The process of creating successful spin-off games (or apps) based on films presents a repeatable, reliable framework for increasing marketing results. Thanks to the success of the ‘Chennai Express’ and ‘Dhoom 3’ games, 2014 is expected to see the convergence of marketing and gaming. Marketing will thus become more interactive in how it is deployed and consumed and will help to increase content movement through its entertainment value, reward and learning abilities.
Apps and games based on the films, again come back to the previous ‘Internet is God’ rule. This also goes to show that today, with people engaging more online than in real-time, moving content across to them is much easier than doing it physically.
A big reason why these two trends will go a long way – the spends are minimal, with digital costs sometimes being less than 1 per cent of the actual marketing budget, but the results produced are phenomenally high – perhaps even 500 times the original amounts spent. This helps in reducing the budgets or even sometimes allocating more to the medium to engage consumers better.
For the stars – it just means more presence, and thus more airtime – irrespective of their status.
In-film Product Placements
This is the fastest way for film-makers to avoid legal entanglements with respect to the way products are shown in films – avoiding ‘blurring’ them and saying something untoward about them. But most importantly, these make up for the most monies earned even before the film’s release – thus easing the producer’s load and creating an open space for the marketer to promote the film on a broader platform with a wider reach. Krrish-3 is possibly the biggest example of this.
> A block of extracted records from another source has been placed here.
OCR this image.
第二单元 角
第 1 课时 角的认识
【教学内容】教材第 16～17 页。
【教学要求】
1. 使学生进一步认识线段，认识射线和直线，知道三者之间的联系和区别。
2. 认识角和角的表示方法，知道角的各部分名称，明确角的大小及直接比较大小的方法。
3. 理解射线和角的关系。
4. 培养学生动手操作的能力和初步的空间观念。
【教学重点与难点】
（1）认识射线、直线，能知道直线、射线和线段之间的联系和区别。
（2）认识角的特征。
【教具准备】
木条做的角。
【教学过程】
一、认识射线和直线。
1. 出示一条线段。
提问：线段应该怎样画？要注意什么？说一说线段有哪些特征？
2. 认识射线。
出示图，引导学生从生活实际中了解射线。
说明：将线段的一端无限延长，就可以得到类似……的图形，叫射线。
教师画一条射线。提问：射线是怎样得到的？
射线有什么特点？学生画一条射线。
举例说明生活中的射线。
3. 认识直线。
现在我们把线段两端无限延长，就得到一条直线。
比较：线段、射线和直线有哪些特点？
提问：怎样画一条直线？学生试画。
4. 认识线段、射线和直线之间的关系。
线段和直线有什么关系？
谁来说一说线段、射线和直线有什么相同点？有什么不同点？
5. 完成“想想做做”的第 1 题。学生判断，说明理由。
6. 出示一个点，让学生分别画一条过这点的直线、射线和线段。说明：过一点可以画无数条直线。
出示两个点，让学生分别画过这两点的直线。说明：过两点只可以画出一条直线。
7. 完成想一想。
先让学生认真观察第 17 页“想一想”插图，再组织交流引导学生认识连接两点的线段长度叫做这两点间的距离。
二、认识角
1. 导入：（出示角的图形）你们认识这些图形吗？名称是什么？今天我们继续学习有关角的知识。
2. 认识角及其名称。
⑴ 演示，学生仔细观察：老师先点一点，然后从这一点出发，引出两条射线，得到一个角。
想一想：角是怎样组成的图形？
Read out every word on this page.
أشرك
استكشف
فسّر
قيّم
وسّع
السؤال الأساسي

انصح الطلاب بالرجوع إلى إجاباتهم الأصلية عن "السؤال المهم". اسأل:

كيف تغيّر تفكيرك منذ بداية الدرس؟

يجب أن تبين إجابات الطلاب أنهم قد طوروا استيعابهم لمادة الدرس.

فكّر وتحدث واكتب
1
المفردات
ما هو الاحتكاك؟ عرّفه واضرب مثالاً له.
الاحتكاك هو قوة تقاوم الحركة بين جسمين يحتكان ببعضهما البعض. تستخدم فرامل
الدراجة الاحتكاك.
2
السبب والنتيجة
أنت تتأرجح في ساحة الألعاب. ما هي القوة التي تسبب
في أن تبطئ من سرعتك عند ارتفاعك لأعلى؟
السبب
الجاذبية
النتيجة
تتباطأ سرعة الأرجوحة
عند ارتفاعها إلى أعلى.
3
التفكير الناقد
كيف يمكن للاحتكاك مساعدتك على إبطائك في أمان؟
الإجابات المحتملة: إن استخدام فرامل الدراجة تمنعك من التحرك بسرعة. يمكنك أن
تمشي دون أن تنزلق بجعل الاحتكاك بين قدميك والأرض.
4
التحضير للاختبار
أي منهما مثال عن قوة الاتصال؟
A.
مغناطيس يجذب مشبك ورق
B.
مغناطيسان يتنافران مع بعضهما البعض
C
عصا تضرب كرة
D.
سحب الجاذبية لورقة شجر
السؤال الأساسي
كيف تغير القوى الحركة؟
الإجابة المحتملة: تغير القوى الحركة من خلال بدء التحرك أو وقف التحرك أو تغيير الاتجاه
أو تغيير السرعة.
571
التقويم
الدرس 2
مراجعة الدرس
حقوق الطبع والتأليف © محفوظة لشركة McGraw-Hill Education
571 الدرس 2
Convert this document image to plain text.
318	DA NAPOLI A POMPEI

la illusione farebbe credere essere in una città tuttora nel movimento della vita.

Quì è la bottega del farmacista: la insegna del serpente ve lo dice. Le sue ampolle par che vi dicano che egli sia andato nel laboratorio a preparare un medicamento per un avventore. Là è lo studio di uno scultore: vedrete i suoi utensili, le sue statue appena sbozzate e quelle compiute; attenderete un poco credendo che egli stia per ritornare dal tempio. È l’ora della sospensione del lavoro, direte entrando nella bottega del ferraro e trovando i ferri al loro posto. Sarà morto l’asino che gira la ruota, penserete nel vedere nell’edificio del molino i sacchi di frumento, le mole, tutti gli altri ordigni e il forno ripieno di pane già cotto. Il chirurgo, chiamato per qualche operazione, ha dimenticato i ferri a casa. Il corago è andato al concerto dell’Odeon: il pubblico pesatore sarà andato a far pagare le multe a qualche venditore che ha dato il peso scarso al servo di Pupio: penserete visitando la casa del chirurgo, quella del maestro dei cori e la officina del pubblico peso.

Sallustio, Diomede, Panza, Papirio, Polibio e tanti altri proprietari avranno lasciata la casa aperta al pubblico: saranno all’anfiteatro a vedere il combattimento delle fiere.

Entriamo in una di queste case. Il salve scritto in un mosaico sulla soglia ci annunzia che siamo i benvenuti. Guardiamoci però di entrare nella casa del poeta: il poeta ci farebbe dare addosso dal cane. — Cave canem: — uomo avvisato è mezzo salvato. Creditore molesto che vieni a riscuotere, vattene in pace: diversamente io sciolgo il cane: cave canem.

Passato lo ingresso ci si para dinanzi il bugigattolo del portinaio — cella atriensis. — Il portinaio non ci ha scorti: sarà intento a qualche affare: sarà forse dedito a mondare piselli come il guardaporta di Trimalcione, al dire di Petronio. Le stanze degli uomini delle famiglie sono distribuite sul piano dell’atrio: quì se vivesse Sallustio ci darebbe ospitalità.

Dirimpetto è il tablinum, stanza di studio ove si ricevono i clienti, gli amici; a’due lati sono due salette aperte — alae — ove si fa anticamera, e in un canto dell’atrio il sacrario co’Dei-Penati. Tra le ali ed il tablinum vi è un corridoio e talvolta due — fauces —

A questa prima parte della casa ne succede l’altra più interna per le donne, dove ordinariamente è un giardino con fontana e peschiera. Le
Brands require airtime – they then require star power to justify that airtime – anything to be in the audiences’ scope of vision is worth it. Thus associating with a film gives brands their necessary airtime and a celebrity endorser in one go. These mutual admiration societies that films and brands create give marketers a good reach of audiences and airtime – making it a win-win situation for all.
Advertiser Funded Properties (AFPs) will also see a rise, with the onslaught of ‘content-heavy’ films in comparison with ‘star power’ films – thus giving GEC channels more reason to create episodic spinoffs around the film – with the advertisers’ products or the subject forming the crux of the shows.
Film marketing campaigns will continue to follow the tried and tested routes as well – but more and more marketers are pushing to make these trends more popular – as they reach the audiences fastest.